You Can't Invest What You Don't Save

The most brilliant investment strategy in the world will not make up for a lack of putting money aside. How much you save versus how much you spend is the most important driver of whether you will succeed in having money for your future financial goals.

Let’s look at an example. Say you’re saving $250 per month for the next 30 years. If your investments return 8 percent per year, you’ll end up with about $373,000 at the end of 30 years. If you have decided you need at least $400,000, maybe that’s not enough for your future goals.

What’s the best way to get to $400,000 by the end of 30 years? You could try to increase your returns to about 8.4 percent per year, but that’s going to be really hard, even impossible. Remember that you don’t really have control over what your investments do, although you could potentially choose to take on more risk.

The alternative is that you could save an extra $25 per month. With an 8 percent return, saving $275 per month would get you to almost $410,000 at the end of 30 years. This approach is much more effective than trying to squeeze out extra returns. More importantly, it is more within your control.

I recently changed my cell phone service and saved $65 a month. I could change my cable and save another $50. I bring my own trash to the dump and save $40 a month. There are simple ways to save an extra $25 per month. There is no simple way to juice returns by an extra 0.4 percent.
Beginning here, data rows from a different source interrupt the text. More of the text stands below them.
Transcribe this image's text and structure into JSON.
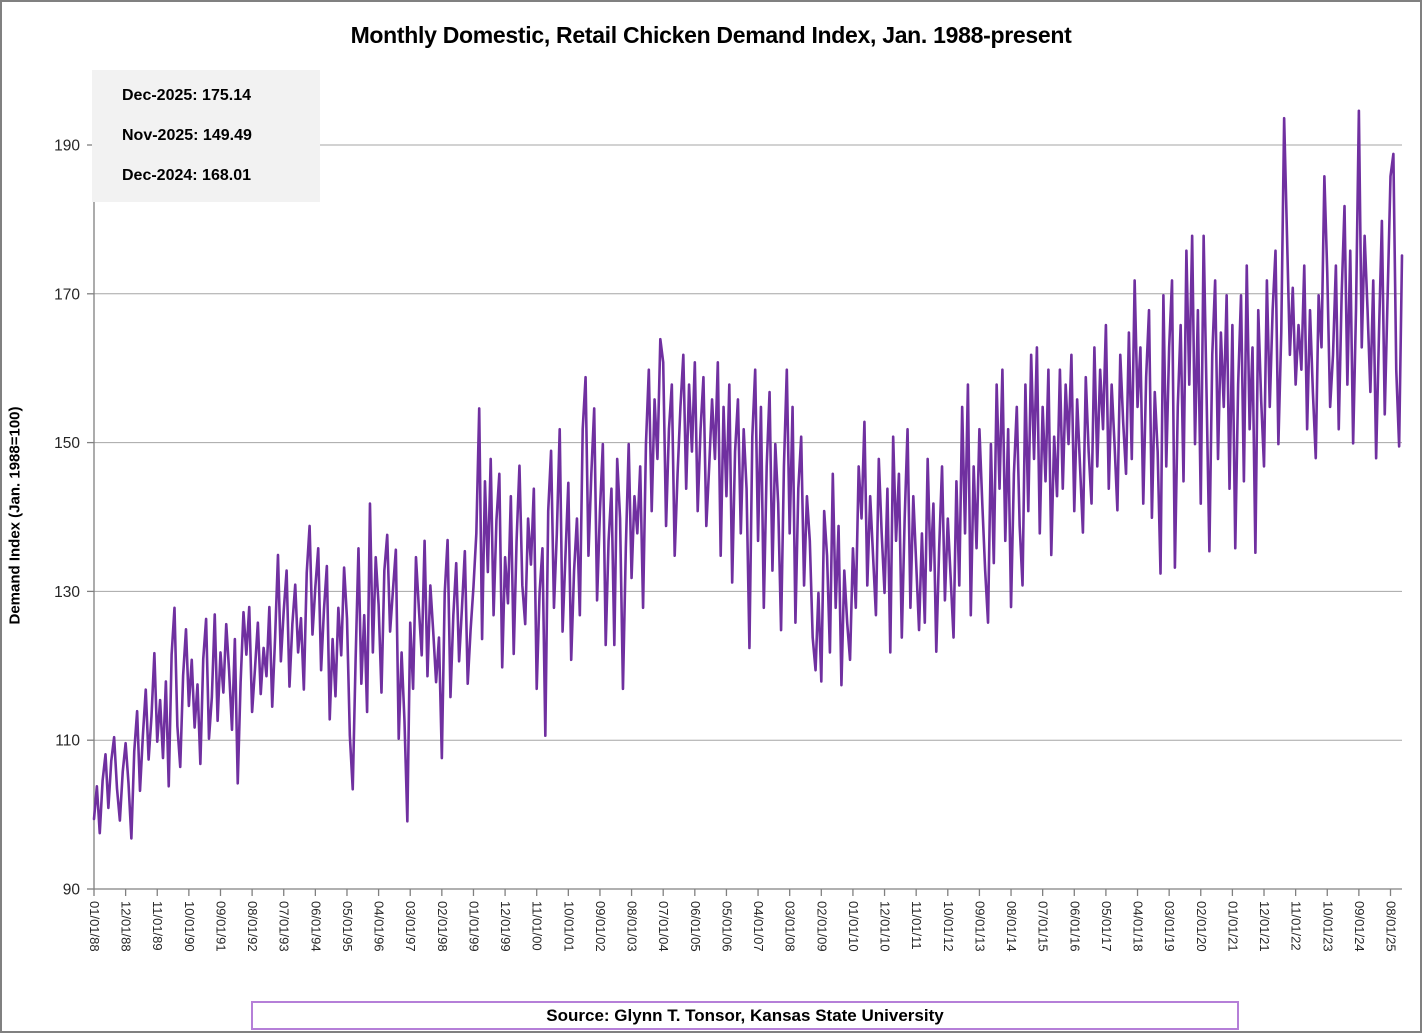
{
  "title": "Monthly Domestic, Retail Chicken Demand Index, Jan. 1988-present",
  "annotation": {
    "lines": [
      "Dec-2025: 175.14",
      "Nov-2025: 149.49",
      "Dec-2024: 168.01"
    ]
  },
  "source": {
    "text": "Source: Glynn T. Tonsor, Kansas State University"
  },
  "colors": {
    "line": "#7030A0",
    "gridline": "#A6A6A6",
    "axis": "#808080",
    "tick_label": "#262626",
    "annotation_bg": "#F2F2F2",
    "source_border": "#B57FD8"
  },
  "chart_data": {
    "type": "line",
    "title": "Monthly Domestic, Retail Chicken Demand Index, Jan. 1988-present",
    "xlabel": "",
    "ylabel": "Demand Index (Jan. 1988=100)",
    "ylim": [
      90,
      196
    ],
    "yticks": [
      90,
      110,
      130,
      150,
      170,
      190
    ],
    "grid": "horizontal",
    "legend_position": "none",
    "x_start": "1988-01",
    "frequency": "monthly",
    "x_tick_month_step": 11,
    "x_tick_labels": [
      "01/01/88",
      "12/01/88",
      "11/01/89",
      "10/01/90",
      "09/01/91",
      "08/01/92",
      "07/01/93",
      "06/01/94",
      "05/01/95",
      "04/01/96",
      "03/01/97",
      "02/01/98",
      "01/01/99",
      "12/01/99",
      "11/01/00",
      "10/01/01",
      "09/01/02",
      "08/01/03",
      "07/01/04",
      "06/01/05",
      "05/01/06",
      "04/01/07",
      "03/01/08",
      "02/01/09",
      "01/01/10",
      "12/01/10",
      "11/01/11",
      "10/01/12",
      "09/01/13",
      "08/01/14",
      "07/01/15",
      "06/01/16",
      "05/01/17",
      "04/01/18",
      "03/01/19",
      "02/01/20",
      "01/01/21",
      "12/01/21",
      "11/01/22",
      "10/01/23",
      "09/01/24",
      "08/01/25"
    ],
    "series": [
      {
        "name": "Retail Chicken Demand Index",
        "color": "#7030A0",
        "values": [
          99.4,
          103.8,
          97.5,
          104.6,
          108.1,
          100.9,
          107.2,
          110.4,
          103.5,
          99.2,
          105.8,
          109.6,
          104.2,
          96.8,
          108.5,
          113.9,
          103.2,
          110.6,
          116.8,
          107.4,
          113.2,
          121.7,
          109.8,
          115.4,
          107.6,
          117.9,
          103.8,
          121.5,
          127.8,
          111.9,
          106.4,
          118.7,
          124.9,
          114.6,
          120.8,
          111.7,
          117.5,
          106.8,
          120.9,
          126.3,
          110.2,
          115.8,
          126.9,
          112.6,
          121.8,
          116.4,
          125.6,
          119.3,
          111.4,
          123.6,
          104.2,
          117.8,
          127.2,
          121.5,
          127.9,
          113.8,
          119.6,
          125.8,
          116.2,
          122.4,
          118.6,
          127.9,
          114.5,
          123.8,
          134.9,
          120.6,
          127.4,
          132.8,
          117.2,
          125.6,
          130.9,
          121.8,
          126.4,
          116.8,
          132.5,
          138.8,
          124.2,
          130.6,
          135.8,
          119.4,
          127.6,
          133.4,
          112.8,
          123.6,
          115.9,
          127.8,
          121.4,
          133.2,
          126.4,
          110.6,
          103.4,
          120.8,
          135.8,
          117.6,
          126.8,
          113.8,
          141.8,
          121.8,
          134.6,
          128.2,
          116.4,
          132.8,
          137.6,
          124.6,
          130.2,
          135.6,
          110.2,
          121.8,
          112.6,
          99.1,
          125.8,
          116.9,
          134.6,
          127.8,
          121.4,
          136.8,
          118.6,
          130.8,
          124.6,
          117.8,
          123.8,
          107.6,
          129.8,
          136.9,
          115.8,
          126.8,
          133.8,
          120.6,
          127.8,
          135.4,
          117.6,
          124.8,
          130.6,
          137.8,
          154.6,
          123.6,
          144.8,
          132.6,
          147.8,
          126.8,
          139.6,
          145.8,
          119.8,
          134.6,
          128.4,
          142.8,
          121.6,
          136.8,
          146.9,
          130.8,
          125.6,
          139.8,
          133.6,
          143.8,
          116.9,
          129.8,
          135.8,
          110.6,
          140.8,
          148.9,
          127.8,
          137.8,
          151.8,
          124.6,
          134.8,
          144.6,
          120.8,
          132.8,
          139.8,
          126.8,
          151.8,
          158.8,
          134.8,
          145.8,
          154.6,
          128.8,
          140.8,
          149.8,
          122.8,
          136.8,
          143.8,
          122.8,
          147.8,
          139.8,
          116.9,
          135.8,
          149.8,
          131.8,
          142.8,
          137.8,
          146.8,
          127.8,
          149.8,
          159.8,
          140.8,
          155.8,
          147.8,
          163.9,
          160.8,
          138.8,
          151.8,
          157.8,
          134.8,
          145.8,
          154.8,
          161.8,
          143.8,
          157.8,
          148.8,
          160.8,
          140.8,
          151.8,
          158.8,
          138.8,
          146.8,
          155.8,
          147.8,
          160.8,
          134.8,
          154.8,
          142.8,
          157.8,
          131.2,
          148.8,
          155.8,
          137.8,
          151.8,
          143.8,
          122.4,
          150.8,
          159.8,
          136.8,
          154.8,
          127.8,
          146.8,
          156.8,
          132.8,
          149.8,
          141.8,
          124.8,
          146.8,
          159.8,
          137.8,
          154.8,
          125.8,
          143.8,
          150.8,
          130.8,
          142.8,
          136.8,
          123.8,
          119.4,
          129.8,
          117.9,
          140.8,
          134.8,
          121.8,
          145.8,
          127.8,
          138.8,
          117.4,
          132.8,
          125.8,
          120.8,
          135.8,
          127.8,
          146.8,
          139.8,
          152.8,
          130.8,
          142.8,
          134.8,
          126.8,
          147.8,
          137.8,
          129.8,
          143.8,
          121.8,
          150.8,
          136.8,
          145.8,
          123.8,
          139.8,
          151.8,
          127.8,
          142.8,
          133.8,
          124.8,
          137.8,
          125.8,
          147.8,
          132.8,
          141.8,
          121.9,
          135.8,
          146.8,
          128.8,
          139.8,
          131.8,
          123.8,
          144.8,
          130.8,
          154.8,
          137.8,
          157.8,
          126.8,
          146.8,
          135.8,
          151.8,
          141.8,
          132.8,
          125.8,
          149.8,
          133.8,
          157.8,
          143.8,
          159.8,
          136.8,
          151.8,
          127.9,
          145.8,
          154.8,
          138.8,
          130.8,
          157.8,
          140.8,
          161.8,
          147.8,
          162.8,
          137.8,
          154.8,
          144.8,
          159.8,
          134.9,
          150.8,
          142.8,
          159.8,
          143.8,
          157.8,
          149.8,
          161.8,
          140.8,
          155.8,
          146.8,
          137.9,
          158.8,
          148.8,
          141.8,
          162.8,
          146.8,
          159.8,
          151.8,
          165.8,
          143.8,
          157.8,
          149.8,
          140.9,
          161.8,
          152.8,
          145.8,
          164.8,
          147.8,
          171.8,
          154.8,
          162.8,
          141.8,
          158.8,
          167.8,
          139.9,
          156.8,
          148.8,
          132.4,
          169.8,
          146.8,
          162.8,
          171.8,
          133.2,
          154.8,
          165.8,
          144.8,
          175.8,
          157.8,
          177.8,
          149.8,
          167.8,
          141.8,
          177.8,
          156.8,
          135.4,
          161.8,
          171.8,
          147.8,
          164.8,
          154.8,
          169.8,
          143.8,
          165.8,
          135.8,
          157.8,
          169.8,
          144.8,
          173.8,
          151.8,
          162.8,
          135.2,
          167.8,
          155.8,
          146.8,
          171.8,
          154.8,
          167.8,
          175.8,
          149.8,
          164.8,
          193.6,
          177.8,
          161.8,
          170.8,
          157.8,
          165.8,
          159.8,
          173.8,
          151.8,
          167.8,
          156.8,
          147.9,
          169.8,
          162.8,
          185.8,
          172.8,
          154.8,
          161.8,
          173.8,
          151.8,
          169.8,
          181.8,
          157.8,
          175.8,
          149.9,
          167.8,
          194.6,
          162.8,
          177.8,
          168.01,
          156.8,
          171.8,
          147.9,
          164.8,
          179.8,
          153.8,
          169.8,
          185.8,
          188.8,
          159.8,
          149.49,
          175.14
        ]
      }
    ]
  }
}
The best way to save more is through what financial planners euphemistically call “cash flow management.” In other words, increase how much you make, or decrease how much you spend.

Although most people are averse to the notion of a strict budget, tracking your income and expenses through a program such as Quicken, Mint.com, or a similar program can be extremely helpful in realizing where you can save extra money. It can be eye opening to keep track of where you actually spend your money. The bottom line is that you can’t invest what you spend.